In the USA, where TikTok has been sued for alleged privacy violationsthe company has insisted that its operation is independent from ByteDance and that users are safe.

But Ms Kearns told Sky News “we are being naive” and “we need to take protecting ourselves much more seriously.”

Does TikTok really collect my data?

TikTok knows things like your IP address, what other apps you have on your phone, and obviously any registration information you provide, like an email address and birthday.

TikTok is required to request permission to access location data and your contacts, but unlike others, it’s much more reluctant to take no for an answer and will regularly let you know if it hasn’t.

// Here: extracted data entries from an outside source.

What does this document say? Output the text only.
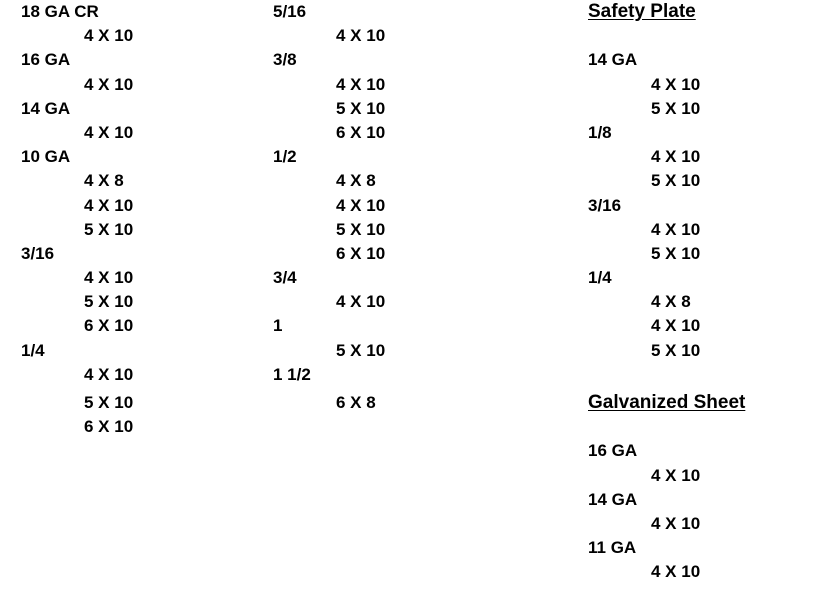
18 GA CR
4 X 10
16 GA
4 X 10
14 GA
4 X 10
10 GA
4 X 8
4 X 10
5 X 10
3/16
4 X 10
5 X 10
6 X 10
1/4
4 X 10
5 X 10
6 X 10
5/16
4 X 10
3/8
4 X 10
5 X 10
6 X 10
1/2
4 X 8
4 X 10
5 X 10
6 X 10
3/4
4 X 10
1
5 X 10
1 1/2
6 X 8
Safety Plate
14 GA
4 X 10
5 X 10
1/8
4 X 10
5 X 10
3/16
4 X 10
5 X 10
1/4
4 X 8
4 X 10
5 X 10
Galvanized Sheet
16 GA
4 X 10
14 GA
4 X 10
11 GA
4 X 10
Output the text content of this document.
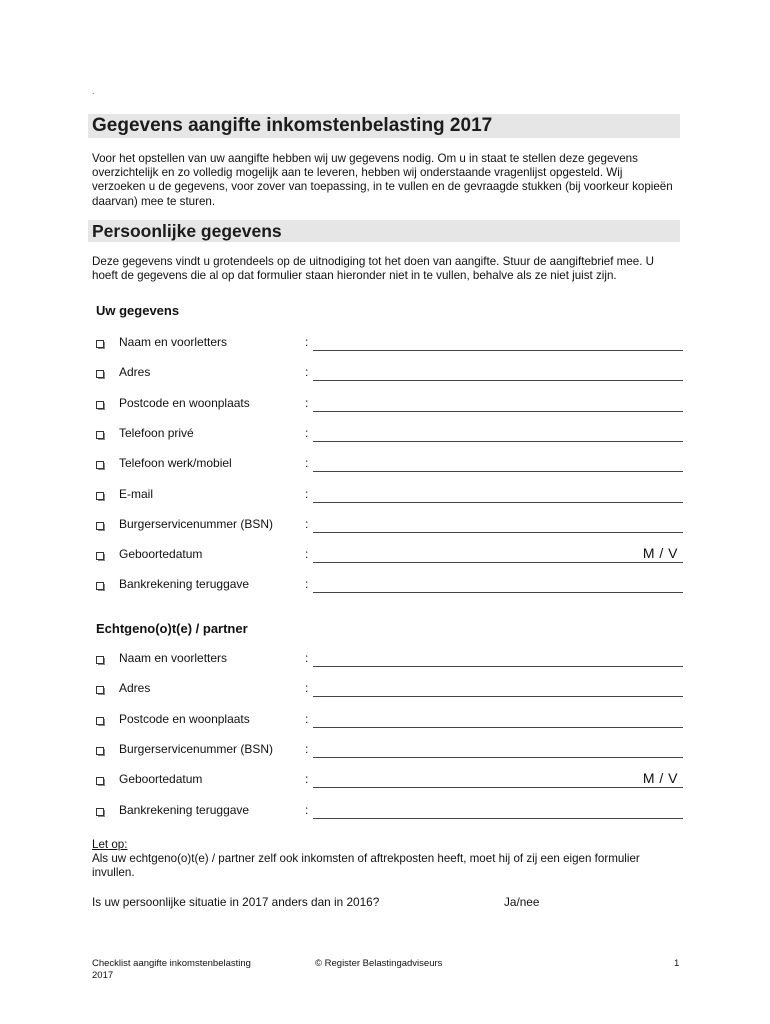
.
Gegevens aangifte inkomstenbelasting 2017
Voor het opstellen van uw aangifte hebben wij uw gegevens nodig. Om u in staat te stellen deze gegevens overzichtelijk en zo volledig mogelijk aan te leveren, hebben wij onderstaande vragenlijst opgesteld. Wij verzoeken u de gegevens, voor zover van toepassing, in te vullen en de gevraagde stukken (bij voorkeur kopieën daarvan) mee te sturen.
Persoonlijke gegevens
Deze gegevens vindt u grotendeels op de uitnodiging tot het doen van aangifte. Stuur de aangiftebrief mee. U hoeft de gegevens die al op dat formulier staan hieronder niet in te vullen, behalve als ze niet juist zijn.
Uw gegevens
Naam en voorletters	:
Adres	:
Postcode en woonplaats	:
Telefoon privé	:
Telefoon werk/mobiel	:
E-mail	:
Burgerservicenummer (BSN)	:
Geboortedatum	:	M / V
Bankrekening teruggave	:
Echtgeno(o)t(e) / partner
Naam en voorletters	:
Adres	:
Postcode en woonplaats	:
Burgerservicenummer (BSN)	:
Geboortedatum	:	M / V
Bankrekening teruggave	:
Let op:
Als uw echtgeno(o)t(e) / partner zelf ook inkomsten of aftrekposten heeft, moet hij of zij een eigen formulier invullen.
Is uw persoonlijke situatie in 2017 anders dan in 2016?	Ja/nee
Checklist aangifte inkomstenbelasting 2017
© Register Belastingadviseurs	1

Inside the app, what it learns about users through their data and viewing habits powers the remarkably efficient algorithm that generates an endless supply of short videos tailored to their interests.

He has helped turn the app into a global cultural giant, with new online trends popping up regularly among its growing number of users.

Read more:
The growing trend of ‘silent quitting’
TikTok’s ‘lucky girl syndrome’ explained
What is ‘quit out loud’ and ‘apply rage’?

Despite its popularity, TikTok faces the prospect of a ban in the US, where it has already been blocked in some schools, workplaces, and on the devices of politicians in Congress.

Last year, the Democrats and Republicans unveiled bipartisan legislation that would ban TikTok in the US, and the US foreign affairs committee itself will vote on it later this month.

TikTok chief Shou Zi Chew will also testify before the US Committee on Energy and Commerce in March.

Joe Biden has not indicated whether he would support an outright ban, a previously nuclear option attempt by former President Donald Trumpbut ordered a government review of foreign ownership applications.